病院の応接室にユイと病院の副院長の「4人」がいた。

「すごい反響ですね。」ユイに向けられた言葉だが、小首をかしげるしかユイはできない。

「意味がわかりませんか。さすが、病院ですね。情報管理はしっかりしています。」

顔を向けられた副院長は当然だ、とも言いたそうに頭を振った。

「ユイさん、最高の金額だったのですよ。あなたの写真はもう引っ切り無しで印刷され、日本中に飛び回っています。ご存知ないでしょうが、その写真の印刷量が金額になります。えーと、400万部ですね。あなたは400万円を別に手に入れました。当然、それは当局が大切に保管致します。まだ、増えるでしょうね。1000万位にはなるでしょう。他の方は1万以下が平均ですからずば抜けています。あなたが気にした女優さんは500万ですから、確実に上回ります。 」

「そうですか。私の写真が・・・。」

ユイは少し暗い顔になる。

「そうですね。このお話は色々とデリケートな問題を含みます。でも、これは2年後ではなく、いつでもあなたが求めれば、使えるお金であることを伝えるのはこちらの義務・業務でして勘弁下さい。」

慇懃な男性役人が詫びる。

見知った女の事務官が話始めた。

「ユイさん。お気持ちに変わりはありませんね。
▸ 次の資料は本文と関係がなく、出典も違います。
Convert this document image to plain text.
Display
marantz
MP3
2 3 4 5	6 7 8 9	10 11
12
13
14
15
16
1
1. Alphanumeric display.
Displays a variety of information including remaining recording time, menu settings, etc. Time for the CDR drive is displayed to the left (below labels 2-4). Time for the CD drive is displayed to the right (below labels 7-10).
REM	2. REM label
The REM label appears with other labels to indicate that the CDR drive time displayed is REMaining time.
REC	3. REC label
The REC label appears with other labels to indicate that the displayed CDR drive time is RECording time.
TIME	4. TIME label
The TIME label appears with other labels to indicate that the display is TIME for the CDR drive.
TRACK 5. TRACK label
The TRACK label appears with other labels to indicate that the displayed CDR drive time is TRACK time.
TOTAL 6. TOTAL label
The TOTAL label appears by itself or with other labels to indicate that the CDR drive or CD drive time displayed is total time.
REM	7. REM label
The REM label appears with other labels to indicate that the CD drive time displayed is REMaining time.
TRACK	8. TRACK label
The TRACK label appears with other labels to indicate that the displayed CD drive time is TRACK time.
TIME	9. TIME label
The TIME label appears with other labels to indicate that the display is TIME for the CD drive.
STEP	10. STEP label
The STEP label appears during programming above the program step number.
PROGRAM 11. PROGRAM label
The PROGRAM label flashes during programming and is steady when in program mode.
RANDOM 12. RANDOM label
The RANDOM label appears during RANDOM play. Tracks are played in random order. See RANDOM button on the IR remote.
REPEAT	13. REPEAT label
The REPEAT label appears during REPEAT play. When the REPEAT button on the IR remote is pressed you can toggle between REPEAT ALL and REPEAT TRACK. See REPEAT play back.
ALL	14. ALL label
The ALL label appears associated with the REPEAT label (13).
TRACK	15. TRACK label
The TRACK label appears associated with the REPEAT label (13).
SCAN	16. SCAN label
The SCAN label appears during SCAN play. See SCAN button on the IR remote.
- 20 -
これは口頭のみです。」

「ハイ。」

間髪を入れず答える。

「では、参りましょうか。」

「・・・ハイ。」

ユイを載せた車は役所管轄の小奇麗な住宅街に入り、庭を持たない4階建ての住宅に止まった。

「はい、着きました。」

ユイはその住宅を眺める。

庭はないが、住宅としての落ち着きがある佇まいで、その理由を求めると水の音が聞こえてくる。だが、川のようなものは見えなかった。

「水の音?ここは地下が川なの。潮が満ちると海とも言えるかしら。ほら、あの山の向こうは太平洋よ。」

ユイの質問に答える様に女事務官が言った。

「さて、ユイさん、契約書通り、1ヶ月で業務放棄は契約は無効となり、ピアス代のみの支払いです。これは皆さん平等。あなたの場合、それを1日でも越えれば、1千万+約30万×日となります・・・か。頑張って下さい。では、お一人でどうぞ。あぁ、最初はご主人様とお呼びになってね。それが自然ですから。」

「はい、色々ありがとうございます。」

「お元気で。」

ユイが頭を腹に付くほど下げる中、車は去っていった。

玄関は目の前にある。そこから先はまったく未知の領域。

今日の夜、ユイは男に抱かれるだろうか。それとも、この家に入ったすぐ後・・・。それは確かな現実である。

ユイは買われたのだ。

しかも2年間。タバコが好きらしい男は2億以上の支払いを行っている。何が起こっても不思議ではない。 

心の準備のため街の風景にユイは目を向けていた。

人通りは少ないが、明らかにクローンと思われる、目鼻立ちの整った女性が目立つ。

この住宅街にそのような施設があるとは思えないが、そうすればこの住宅街のどこかの家に「身を売った女」なのだろうか。

なら、好ましい。一定の自由が与えられていることになる。

(でも、私はそれを望むの?いつも、ご主人様に・・・可愛がって頂きたい。)

ユイは最後の思考でTVインターホーンのボタンを押した。